Moving average and exponential smoothing
Possibly the simplest form of forecasting is the moving average. Often, a moving average is used as a smoothing technique to find a straighter line through data with a lot of variation. Each data point is adjusted to the value of the average of n surrounding data points, with n being referred to as the window size. With a window size of 10, for example, we would adjust a data point to be the average of the 5 values before and the 5 values after. In a forecasting setting, the future values are calculated as the average of the n previous values, so again, with a window size of 10, this means the average of the 10 previous values.
The balancing act with a moving average is that you want a large window size in order to smooth out the noise and capture the actual trend, but with a larger window size, your forecasts are going to lag the trend significantly as you reach back further and further to calculate the average. The idea behind exponential smoothing is to apply exponentially decreasing weights to the values being averaged over time, giving recent values more weight and older values less. This allows the forecast to be more reactive to changes, while still ignoring a good deal of noise.
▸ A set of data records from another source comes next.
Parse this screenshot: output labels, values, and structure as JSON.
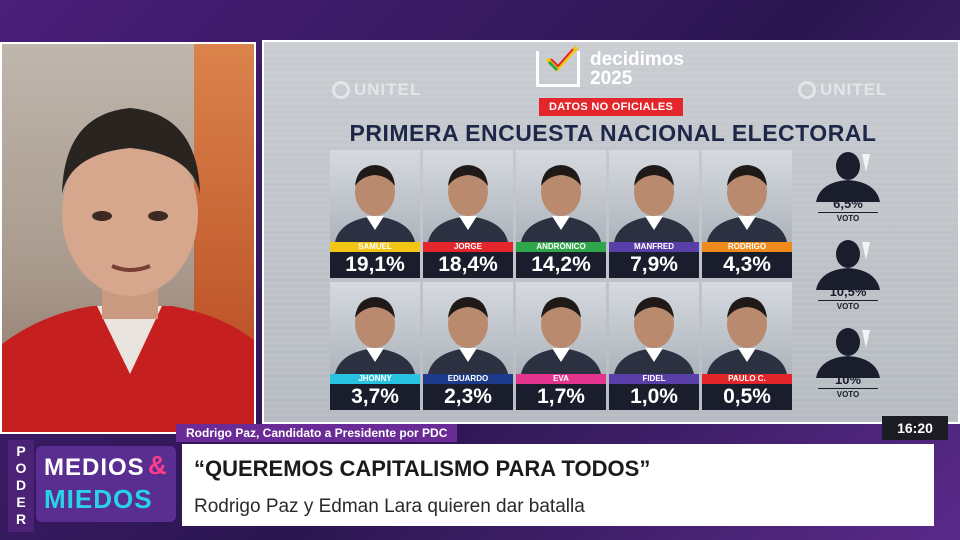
{
  "video": {
    "label": "presenter-video"
  },
  "poll": {
    "brand_line1": "decidimos",
    "brand_line2": "2025",
    "watermark": "UNITEL",
    "badge": "DATOS NO OFICIALES",
    "title": "PRIMERA ENCUESTA NACIONAL ELECTORAL",
    "row1": [
      {
        "name": "SAMUEL",
        "pct": "19,1%",
        "color": "#f3c613"
      },
      {
        "name": "JORGE",
        "pct": "18,4%",
        "color": "#e3262b"
      },
      {
        "name": "ANDRÓNICO",
        "pct": "14,2%",
        "color": "#2fa64a"
      },
      {
        "name": "MANFRED",
        "pct": "7,9%",
        "color": "#5b3fa8"
      },
      {
        "name": "RODRIGO",
        "pct": "4,3%",
        "color": "#f08a1c"
      }
    ],
    "row2": [
      {
        "name": "JHONNY",
        "pct": "3,7%",
        "color": "#27c3e0"
      },
      {
        "name": "EDUARDO",
        "pct": "2,3%",
        "color": "#1e3a8a"
      },
      {
        "name": "EVA",
        "pct": "1,7%",
        "color": "#e4358e"
      },
      {
        "name": "FIDEL",
        "pct": "1,0%",
        "color": "#5b3fa8"
      },
      {
        "name": "PAULO C.",
        "pct": "0,5%",
        "color": "#e3262b"
      }
    ],
    "side": [
      {
        "pct": "6,5%",
        "label": "VOTO"
      },
      {
        "pct": "10,5%",
        "label": "VOTO"
      },
      {
        "pct": "10%",
        "label": "VOTO"
      }
    ]
  },
  "lower_third": {
    "speaker": "Rodrigo Paz, Candidato a Presidente por PDC",
    "headline": "“QUEREMOS CAPITALISMO PARA TODOS”",
    "subline": "Rodrigo Paz y Edman Lara quieren dar batalla",
    "clock": "16:20"
  },
  "show": {
    "vertical": "PODER",
    "logo_line1": "MEDIOS",
    "logo_amp": "&",
    "logo_line2": "MIEDOS"
  }
}
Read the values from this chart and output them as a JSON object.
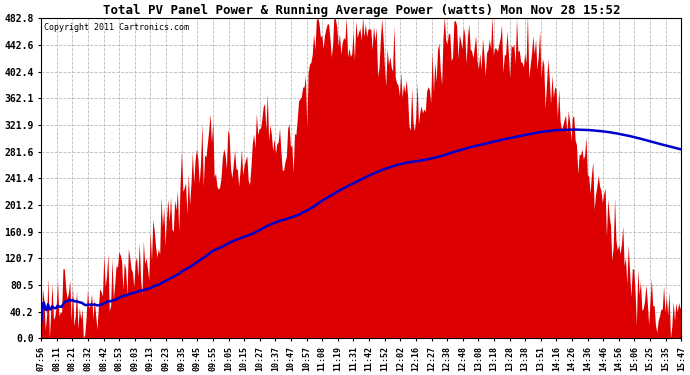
{
  "title": "Total PV Panel Power & Running Average Power (watts) Mon Nov 28 15:52",
  "copyright": "Copyright 2011 Cartronics.com",
  "yticks": [
    0.0,
    40.2,
    80.5,
    120.7,
    160.9,
    201.2,
    241.4,
    281.6,
    321.9,
    362.1,
    402.4,
    442.6,
    482.8
  ],
  "ymax": 482.8,
  "ymin": 0.0,
  "background_color": "#ffffff",
  "plot_bg_color": "#ffffff",
  "bar_color": "#dd0000",
  "avg_line_color": "#0000cc",
  "grid_color": "#bbbbbb",
  "xtick_labels": [
    "07:56",
    "08:11",
    "08:21",
    "08:32",
    "08:42",
    "08:53",
    "09:03",
    "09:13",
    "09:23",
    "09:35",
    "09:45",
    "09:55",
    "10:05",
    "10:15",
    "10:27",
    "10:37",
    "10:47",
    "10:57",
    "11:08",
    "11:19",
    "11:31",
    "11:42",
    "11:52",
    "12:02",
    "12:16",
    "12:27",
    "12:38",
    "12:48",
    "13:08",
    "13:18",
    "13:28",
    "13:38",
    "13:51",
    "14:16",
    "14:26",
    "14:36",
    "14:46",
    "14:56",
    "15:06",
    "15:25",
    "15:35",
    "15:47"
  ],
  "figsize": [
    6.9,
    3.75
  ],
  "dpi": 100
}
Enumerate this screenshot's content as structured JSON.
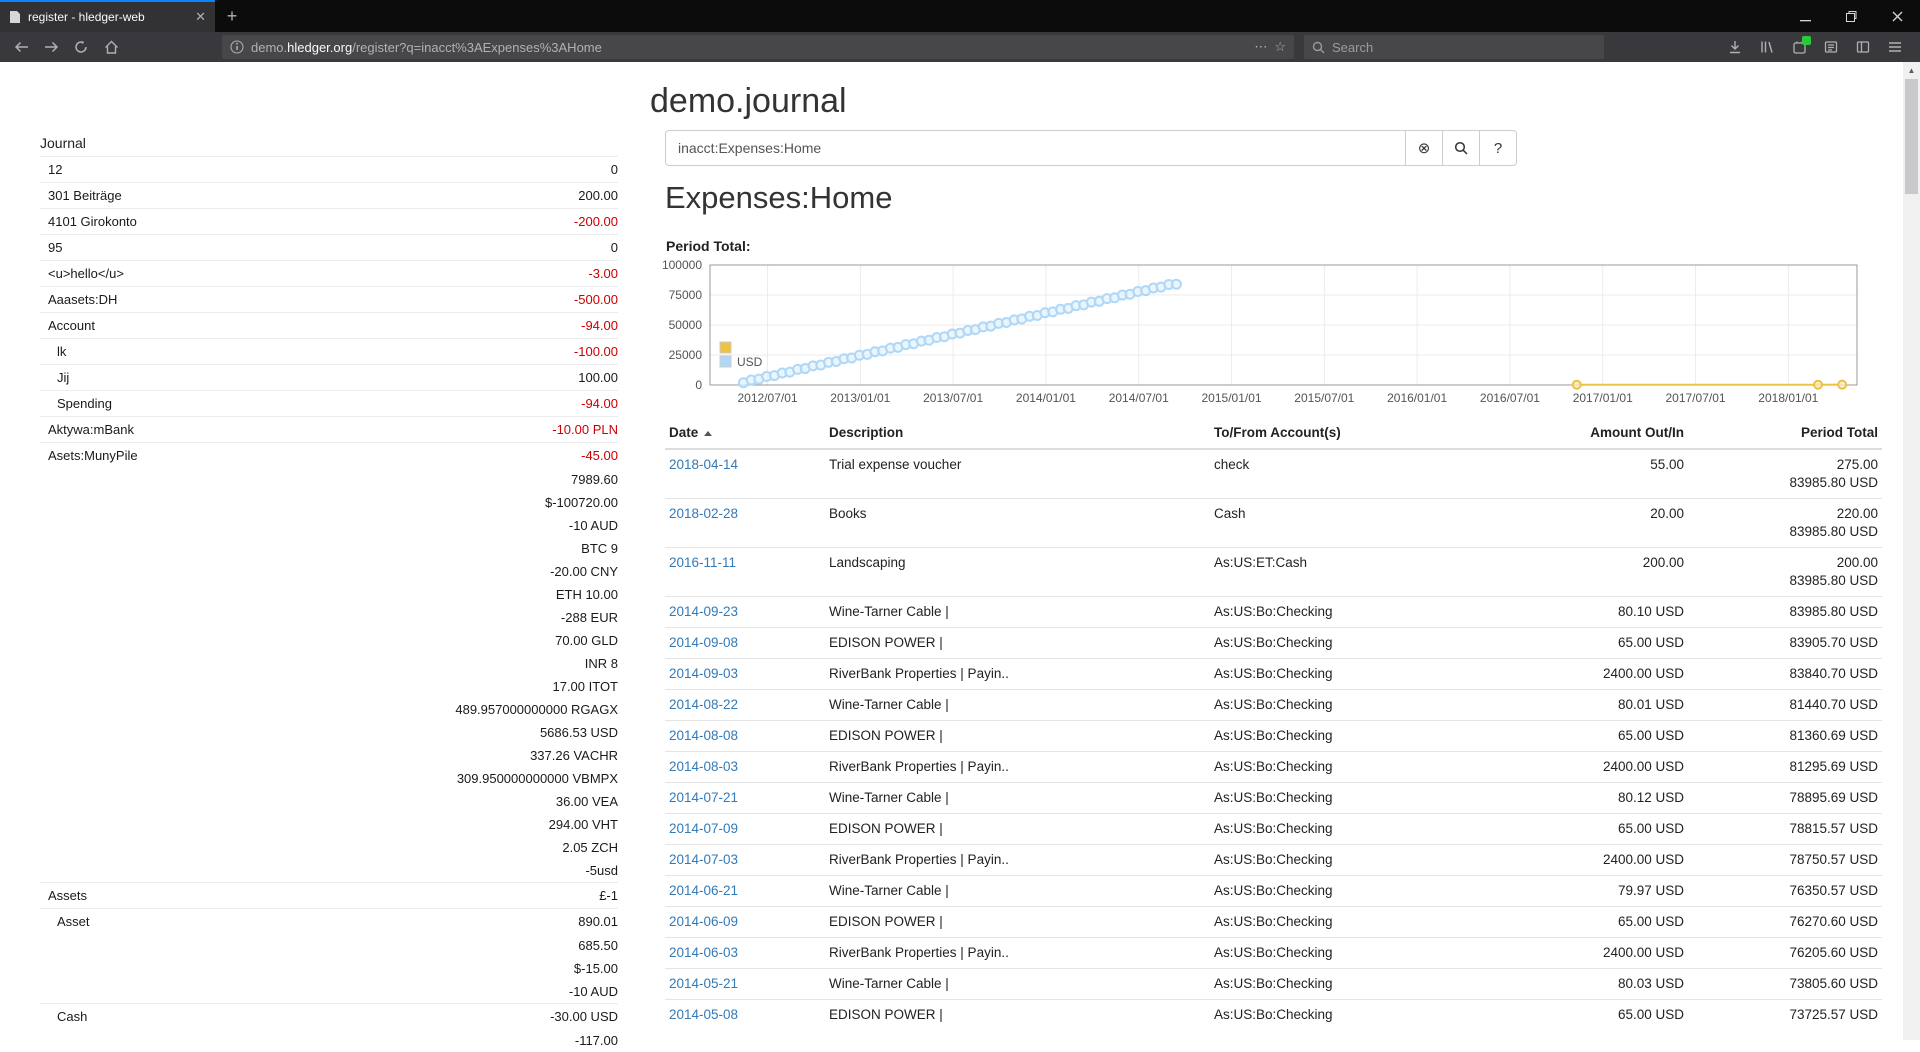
{
  "browser": {
    "tab_title": "register - hledger-web",
    "url": {
      "pre": "demo.",
      "domain": "hledger.org",
      "path": "/register?q=inacct%3AExpenses%3AHome"
    },
    "search_placeholder": "Search"
  },
  "colors": {
    "link": "#337ab7",
    "negative": "#cc0000",
    "tab_accent": "#0a84ff",
    "series_yellow": "#EDC240",
    "series_blue": "#AFD8F8"
  },
  "page": {
    "title": "demo.journal",
    "sidebar": {
      "header": "Journal",
      "rows": [
        {
          "name": "12",
          "indent": 1,
          "amount": "0",
          "red": false
        },
        {
          "name": "301 Beiträge",
          "indent": 1,
          "amount": "200.00",
          "red": false
        },
        {
          "name": "4101 Girokonto",
          "indent": 1,
          "amount": "-200.00",
          "red": true
        },
        {
          "name": "95",
          "indent": 1,
          "amount": "0",
          "red": false
        },
        {
          "name": "<u>hello</u>",
          "indent": 1,
          "amount": "-3.00",
          "red": true
        },
        {
          "name": "Aaasets:DH",
          "indent": 1,
          "amount": "-500.00",
          "red": true
        },
        {
          "name": "Account",
          "indent": 1,
          "amount": "-94.00",
          "red": true
        },
        {
          "name": "lk",
          "indent": 2,
          "amount": "-100.00",
          "red": true
        },
        {
          "name": "Jij",
          "indent": 2,
          "amount": "100.00",
          "red": false
        },
        {
          "name": "Spending",
          "indent": 2,
          "amount": "-94.00",
          "red": true
        },
        {
          "name": "Aktywa:mBank",
          "indent": 1,
          "amount": "-10.00 PLN",
          "red": true
        },
        {
          "name": "Asets:MunyPile",
          "indent": 1,
          "amount": "-45.00",
          "red": true
        },
        {
          "name": "",
          "indent": 0,
          "amount": "7989.60",
          "red": false
        },
        {
          "name": "",
          "indent": 0,
          "amount": "$-100720.00",
          "red": false
        },
        {
          "name": "",
          "indent": 0,
          "amount": "-10 AUD",
          "red": false
        },
        {
          "name": "",
          "indent": 0,
          "amount": "BTC 9",
          "red": false
        },
        {
          "name": "",
          "indent": 0,
          "amount": "-20.00 CNY",
          "red": false
        },
        {
          "name": "",
          "indent": 0,
          "amount": "ETH 10.00",
          "red": false
        },
        {
          "name": "",
          "indent": 0,
          "amount": "-288 EUR",
          "red": false
        },
        {
          "name": "",
          "indent": 0,
          "amount": "70.00 GLD",
          "red": false
        },
        {
          "name": "",
          "indent": 0,
          "amount": "INR 8",
          "red": false
        },
        {
          "name": "",
          "indent": 0,
          "amount": "17.00 ITOT",
          "red": false
        },
        {
          "name": "",
          "indent": 0,
          "amount": "489.957000000000 RGAGX",
          "red": false
        },
        {
          "name": "",
          "indent": 0,
          "amount": "5686.53 USD",
          "red": false
        },
        {
          "name": "",
          "indent": 0,
          "amount": "337.26 VACHR",
          "red": false
        },
        {
          "name": "",
          "indent": 0,
          "amount": "309.950000000000 VBMPX",
          "red": false
        },
        {
          "name": "",
          "indent": 0,
          "amount": "36.00 VEA",
          "red": false
        },
        {
          "name": "",
          "indent": 0,
          "amount": "294.00 VHT",
          "red": false
        },
        {
          "name": "",
          "indent": 0,
          "amount": "2.05 ZCH",
          "red": false
        },
        {
          "name": "",
          "indent": 0,
          "amount": "-5usd",
          "red": false
        },
        {
          "name": "Assets",
          "indent": 1,
          "amount": "£-1",
          "red": false
        },
        {
          "name": "Asset",
          "indent": 2,
          "amount": "890.01",
          "red": false
        },
        {
          "name": "",
          "indent": 0,
          "amount": "685.50",
          "red": false
        },
        {
          "name": "",
          "indent": 0,
          "amount": "$-15.00",
          "red": false
        },
        {
          "name": "",
          "indent": 0,
          "amount": "-10 AUD",
          "red": false
        },
        {
          "name": "Cash",
          "indent": 2,
          "amount": "-30.00 USD",
          "red": false
        },
        {
          "name": "",
          "indent": 0,
          "amount": "-117.00",
          "red": false
        }
      ]
    },
    "query": {
      "value": "inacct:Expenses:Home",
      "clear_icon": "⊗",
      "help_label": "?"
    },
    "account_heading": "Expenses:Home",
    "period_total_label": "Period Total:",
    "chart": {
      "type": "scatter",
      "ylim": [
        0,
        100000
      ],
      "xrange": [
        2012.19,
        2018.37
      ],
      "yticks": [
        {
          "v": 0,
          "label": "0"
        },
        {
          "v": 25000,
          "label": "25000"
        },
        {
          "v": 50000,
          "label": "50000"
        },
        {
          "v": 75000,
          "label": "75000"
        },
        {
          "v": 100000,
          "label": "100000"
        }
      ],
      "xticks": [
        {
          "t": 2012.5,
          "label": "2012/07/01"
        },
        {
          "t": 2013.0,
          "label": "2013/01/01"
        },
        {
          "t": 2013.5,
          "label": "2013/07/01"
        },
        {
          "t": 2014.0,
          "label": "2014/01/01"
        },
        {
          "t": 2014.5,
          "label": "2014/07/01"
        },
        {
          "t": 2015.0,
          "label": "2015/01/01"
        },
        {
          "t": 2015.5,
          "label": "2015/07/01"
        },
        {
          "t": 2016.0,
          "label": "2016/01/01"
        },
        {
          "t": 2016.5,
          "label": "2016/07/01"
        },
        {
          "t": 2017.0,
          "label": "2017/01/01"
        },
        {
          "t": 2017.5,
          "label": "2017/07/01"
        },
        {
          "t": 2018.0,
          "label": "2018/01/01"
        }
      ],
      "legend": [
        {
          "label": "",
          "color": "#EDC240"
        },
        {
          "label": "USD",
          "color": "#AFD8F8"
        }
      ],
      "series": [
        {
          "name": "",
          "color": "#EDC240",
          "fill": "#f8ecc8",
          "line": true,
          "r": 4,
          "points": [
            [
              2016.86,
              200
            ],
            [
              2018.16,
              220
            ],
            [
              2018.29,
              275
            ]
          ]
        },
        {
          "name": "USD",
          "color": "#AFD8F8",
          "fill": "#e4f1fb",
          "line": false,
          "r": 4.5,
          "points": [
            [
              2012.37,
              1900
            ],
            [
              2012.412,
              4150
            ],
            [
              2012.453,
              4850
            ],
            [
              2012.495,
              7100
            ],
            [
              2012.537,
              7800
            ],
            [
              2012.579,
              10050
            ],
            [
              2012.62,
              10750
            ],
            [
              2012.662,
              13000
            ],
            [
              2012.703,
              13700
            ],
            [
              2012.745,
              15950
            ],
            [
              2012.787,
              16650
            ],
            [
              2012.829,
              18900
            ],
            [
              2012.87,
              19600
            ],
            [
              2012.912,
              21850
            ],
            [
              2012.953,
              22550
            ],
            [
              2012.995,
              24800
            ],
            [
              2013.037,
              25500
            ],
            [
              2013.079,
              27750
            ],
            [
              2013.12,
              28450
            ],
            [
              2013.162,
              30700
            ],
            [
              2013.203,
              31400
            ],
            [
              2013.245,
              33650
            ],
            [
              2013.287,
              34350
            ],
            [
              2013.329,
              36600
            ],
            [
              2013.37,
              37300
            ],
            [
              2013.412,
              39550
            ],
            [
              2013.453,
              40250
            ],
            [
              2013.495,
              42500
            ],
            [
              2013.537,
              43200
            ],
            [
              2013.579,
              45450
            ],
            [
              2013.62,
              46150
            ],
            [
              2013.662,
              48400
            ],
            [
              2013.703,
              49100
            ],
            [
              2013.745,
              51350
            ],
            [
              2013.787,
              52050
            ],
            [
              2013.829,
              54300
            ],
            [
              2013.87,
              55000
            ],
            [
              2013.912,
              57250
            ],
            [
              2013.953,
              57950
            ],
            [
              2013.995,
              60200
            ],
            [
              2014.037,
              60900
            ],
            [
              2014.079,
              63150
            ],
            [
              2014.12,
              63850
            ],
            [
              2014.162,
              66100
            ],
            [
              2014.203,
              66800
            ],
            [
              2014.245,
              69050
            ],
            [
              2014.287,
              69750
            ],
            [
              2014.329,
              72000
            ],
            [
              2014.37,
              72700
            ],
            [
              2014.412,
              74950
            ],
            [
              2014.453,
              75650
            ],
            [
              2014.495,
              77900
            ],
            [
              2014.537,
              78600
            ],
            [
              2014.579,
              80850
            ],
            [
              2014.62,
              81550
            ],
            [
              2014.662,
              83800
            ],
            [
              2014.703,
              83985.8
            ]
          ]
        }
      ]
    },
    "register": {
      "headers": [
        "Date",
        "Description",
        "To/From Account(s)",
        "Amount Out/In",
        "Period Total"
      ],
      "rows": [
        {
          "date": "2018-04-14",
          "description": "Trial expense voucher",
          "account": "check",
          "amount": "55.00",
          "total": [
            "275.00",
            "83985.80 USD"
          ]
        },
        {
          "date": "2018-02-28",
          "description": "Books",
          "account": "Cash",
          "amount": "20.00",
          "total": [
            "220.00",
            "83985.80 USD"
          ]
        },
        {
          "date": "2016-11-11",
          "description": "Landscaping",
          "account": "As:US:ET:Cash",
          "amount": "200.00",
          "total": [
            "200.00",
            "83985.80 USD"
          ]
        },
        {
          "date": "2014-09-23",
          "description": "Wine-Tarner Cable |",
          "account": "As:US:Bo:Checking",
          "amount": "80.10 USD",
          "total": [
            "83985.80 USD"
          ]
        },
        {
          "date": "2014-09-08",
          "description": "EDISON POWER |",
          "account": "As:US:Bo:Checking",
          "amount": "65.00 USD",
          "total": [
            "83905.70 USD"
          ]
        },
        {
          "date": "2014-09-03",
          "description": "RiverBank Properties | Payin..",
          "account": "As:US:Bo:Checking",
          "amount": "2400.00 USD",
          "total": [
            "83840.70 USD"
          ]
        },
        {
          "date": "2014-08-22",
          "description": "Wine-Tarner Cable |",
          "account": "As:US:Bo:Checking",
          "amount": "80.01 USD",
          "total": [
            "81440.70 USD"
          ]
        },
        {
          "date": "2014-08-08",
          "description": "EDISON POWER |",
          "account": "As:US:Bo:Checking",
          "amount": "65.00 USD",
          "total": [
            "81360.69 USD"
          ]
        },
        {
          "date": "2014-08-03",
          "description": "RiverBank Properties | Payin..",
          "account": "As:US:Bo:Checking",
          "amount": "2400.00 USD",
          "total": [
            "81295.69 USD"
          ]
        },
        {
          "date": "2014-07-21",
          "description": "Wine-Tarner Cable |",
          "account": "As:US:Bo:Checking",
          "amount": "80.12 USD",
          "total": [
            "78895.69 USD"
          ]
        },
        {
          "date": "2014-07-09",
          "description": "EDISON POWER |",
          "account": "As:US:Bo:Checking",
          "amount": "65.00 USD",
          "total": [
            "78815.57 USD"
          ]
        },
        {
          "date": "2014-07-03",
          "description": "RiverBank Properties | Payin..",
          "account": "As:US:Bo:Checking",
          "amount": "2400.00 USD",
          "total": [
            "78750.57 USD"
          ]
        },
        {
          "date": "2014-06-21",
          "description": "Wine-Tarner Cable |",
          "account": "As:US:Bo:Checking",
          "amount": "79.97 USD",
          "total": [
            "76350.57 USD"
          ]
        },
        {
          "date": "2014-06-09",
          "description": "EDISON POWER |",
          "account": "As:US:Bo:Checking",
          "amount": "65.00 USD",
          "total": [
            "76270.60 USD"
          ]
        },
        {
          "date": "2014-06-03",
          "description": "RiverBank Properties | Payin..",
          "account": "As:US:Bo:Checking",
          "amount": "2400.00 USD",
          "total": [
            "76205.60 USD"
          ]
        },
        {
          "date": "2014-05-21",
          "description": "Wine-Tarner Cable |",
          "account": "As:US:Bo:Checking",
          "amount": "80.03 USD",
          "total": [
            "73805.60 USD"
          ]
        },
        {
          "date": "2014-05-08",
          "description": "EDISON POWER |",
          "account": "As:US:Bo:Checking",
          "amount": "65.00 USD",
          "total": [
            "73725.57 USD"
          ]
        }
      ]
    }
  }
}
As you can see in the following plot of simulated data, the moving average line exhibits much rougher behavior than the exponential smoothing line, but both lines still adjust to trend changes at the same time:
Exponential smoothing originated in the 1950s with simple exponential smoothing, which does not allow for a trend or seasonality. Charles Holt advanced the technique in 1957 to allow for a trend with what he called double exponential smoothing; and in collaboration with Peter Winters, Holt added seasonality support in 1960, in what is commonly called Holt-Winters exponential smoothing.
The downside to these methods of forecasting is that they can be slow to adjust to new trends and so forecasted values lag behind reality—they do not hold up well to longer forecasting timeframes, and there are many hyperparameters to tune, which can be a difficult and very time-consuming process.